What’s your perspective on the horror films we make? In recent years, horror has frequently been blended with comedy, sleaze, and other commercial elements, sometimes diluting the purity of the genre.
Honestly, I understand why they do it. Horror is hard. Real fear is harder. Comedy and sleaze are escape routes for filmmakers who don’t want to dive too deep. It weakens the genre but it’s easy money. I will definitely try that shit one day.
With AI increasingly entering the filmmaking ecosystem, how do you see it reshaping the creative and technical landscape? What excites or concerns you most about AI's influence on cinema?
For the past six months, I’ve been making a full 4K film called Gorilla on my personal PC. The first 40 minutes are ready; 50 more to go. I’ve spent less than a few lakhs, working like a maniac in whatever free time I get. Two years ago, the same film would have cost me more than ₹6 crore and an entire team of artists. I won’t lie — making it creatively and visually is still immensely hard. Good AI filmmaking will remain rare, no matter how advanced the technology becomes.
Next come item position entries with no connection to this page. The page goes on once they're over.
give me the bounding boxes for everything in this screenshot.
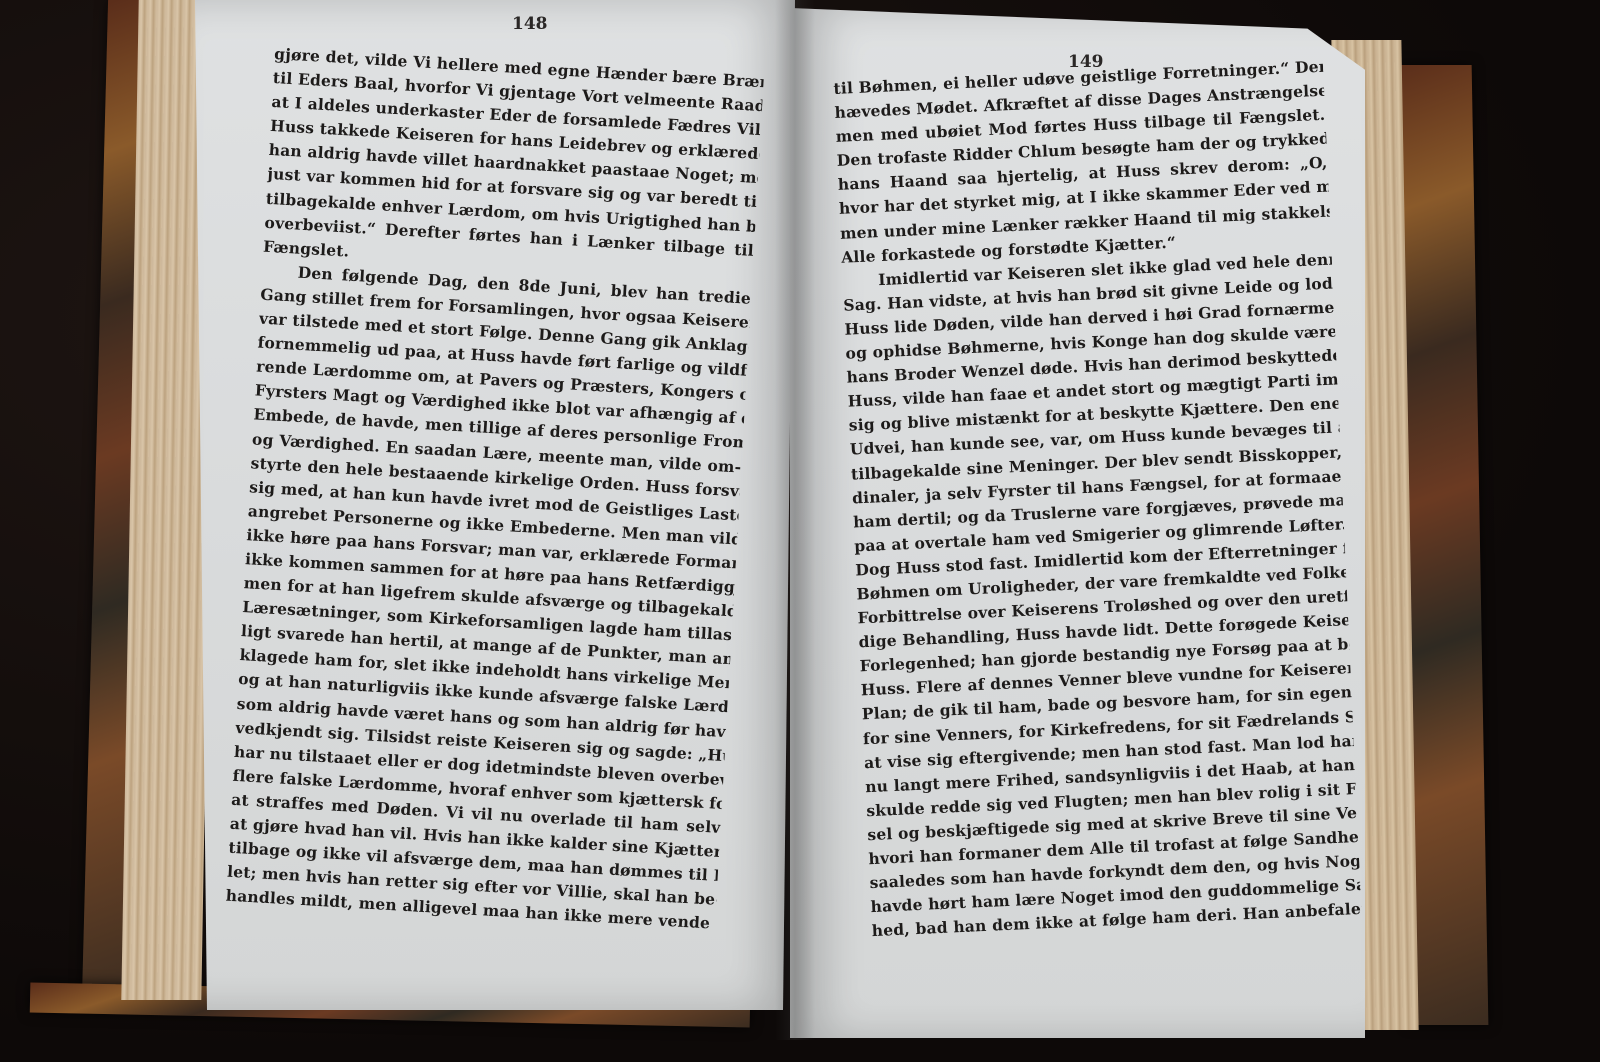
book-gutter	[775, 0, 815, 1040]
left-page-number: 148	[512, 14, 548, 34]
right-page-body: til Bøhmen, ei heller udøve geistlige Fo…	[833, 55, 1362, 944]
left-page-body: gjøre det, vilde Vi hellere med egne Hæn…	[225, 42, 764, 936]
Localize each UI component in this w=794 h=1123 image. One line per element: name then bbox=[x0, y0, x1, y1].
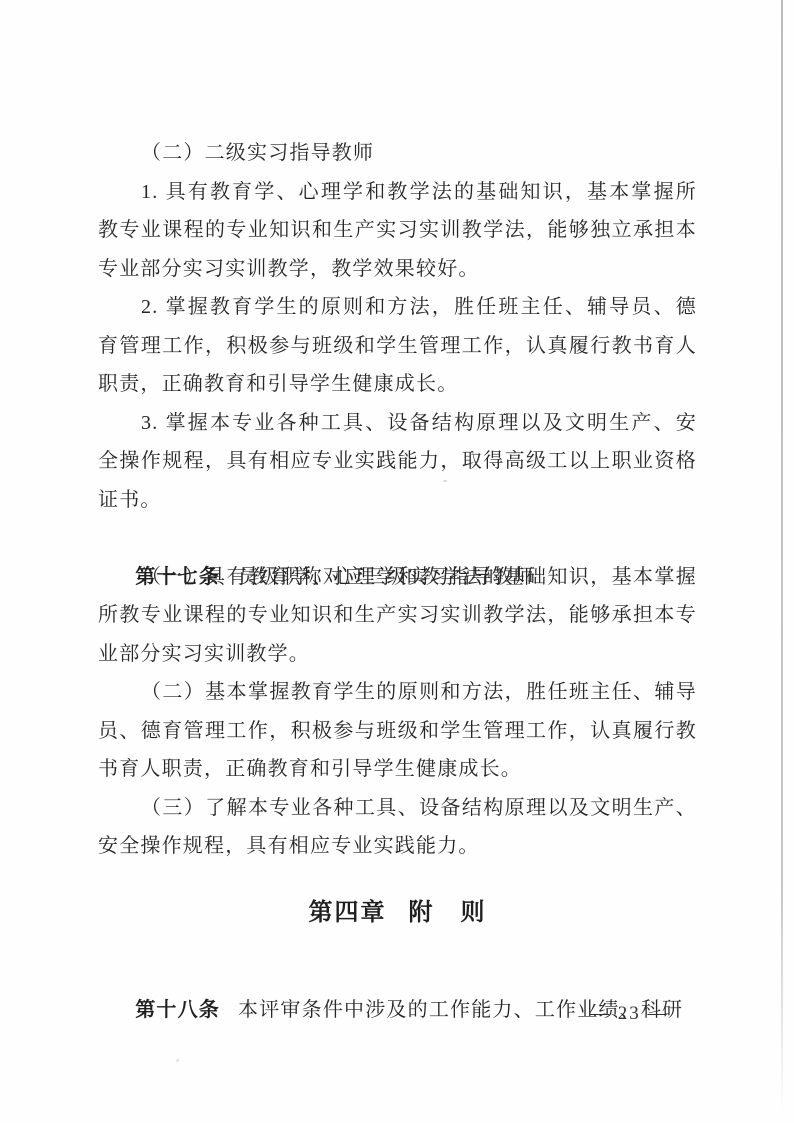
text-line: 教专业课程的专业知识和生产实习实训教学法，能够独立承担本 bbox=[98, 211, 697, 250]
text-line: 安全操作规程，具有相应专业实践能力。 bbox=[98, 827, 697, 866]
text-line: （三）了解本专业各种工具、设备结构原理以及文明生产、 bbox=[98, 789, 697, 828]
chapter-title-char: 则 bbox=[461, 899, 487, 926]
article-18-number: 第十八条 bbox=[135, 999, 220, 1021]
text-line: 所教专业课程的专业知识和生产实习实训教学法，能够承担本专 bbox=[98, 596, 697, 635]
text-line: 员、德育管理工作，积极参与班级和学生管理工作，认真履行教 bbox=[98, 712, 697, 751]
article-18-line: 第十八条本评审条件中涉及的工作能力、工作业绩、科研 bbox=[98, 952, 697, 991]
document-page: （二）二级实习指导教师 1. 具有教育学、心理学和教学法的基础知识，基本掌握所 … bbox=[0, 0, 794, 1123]
text-line: 全操作规程，具有相应专业实践能力，取得高级工以上职业资格 bbox=[98, 442, 697, 481]
text-line: （一）具有教育学、心理学和教学法的基础知识，基本掌握 bbox=[98, 558, 697, 597]
text-line: （二）二级实习指导教师 bbox=[98, 134, 697, 173]
text-line: 证书。 bbox=[98, 481, 697, 520]
text-line: 3. 掌握本专业各种工具、设备结构原理以及文明生产、安 bbox=[98, 404, 697, 443]
page-number: — 23 — bbox=[590, 1003, 669, 1025]
chapter-title-char: 附 bbox=[409, 899, 435, 926]
chapter-4-heading: 第四章附则 bbox=[98, 894, 697, 933]
scan-edge-line bbox=[781, 0, 783, 1114]
text-line: 1. 具有教育学、心理学和教学法的基础知识，基本掌握所 bbox=[98, 173, 697, 212]
text-line: （二）基本掌握教育学生的原则和方法，胜任班主任、辅导 bbox=[98, 673, 697, 712]
article-17-heading-line: 第十七条员级职称对应三级实习指导教师 bbox=[98, 519, 697, 558]
text-line: 专业部分实习实训教学，教学效果较好。 bbox=[98, 250, 697, 289]
text-line: 书育人职责，正确教育和引导学生健康成长。 bbox=[98, 750, 697, 789]
text-line: 业部分实习实训教学。 bbox=[98, 635, 697, 674]
document-body: （二）二级实习指导教师 1. 具有教育学、心理学和教学法的基础知识，基本掌握所 … bbox=[98, 134, 697, 991]
chapter-number: 第四章 bbox=[309, 899, 387, 926]
scan-speck bbox=[176, 1059, 179, 1062]
text-line: 2. 掌握教育学生的原则和方法，胜任班主任、辅导员、德 bbox=[98, 288, 697, 327]
text-line: 职责，正确教育和引导学生健康成长。 bbox=[98, 365, 697, 404]
text-line: 育管理工作，积极参与班级和学生管理工作，认真履行教书育人 bbox=[98, 327, 697, 366]
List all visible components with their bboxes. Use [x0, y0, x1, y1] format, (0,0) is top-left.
What excites me? Speed. Freedom. The ability to visualise madness instantly. AI will break the monopoly of VFX houses and finally open the playground for poor filmmakers. And what scares? Mediocrity produced faster. Studios using AI to replace imagination instead of amplifying it. But I believe the real artists will survive. The tools don’t matter. Madness matters.
How prepared is India to support ambitious films?
Not prepared. We have the talent, not the ecosystem.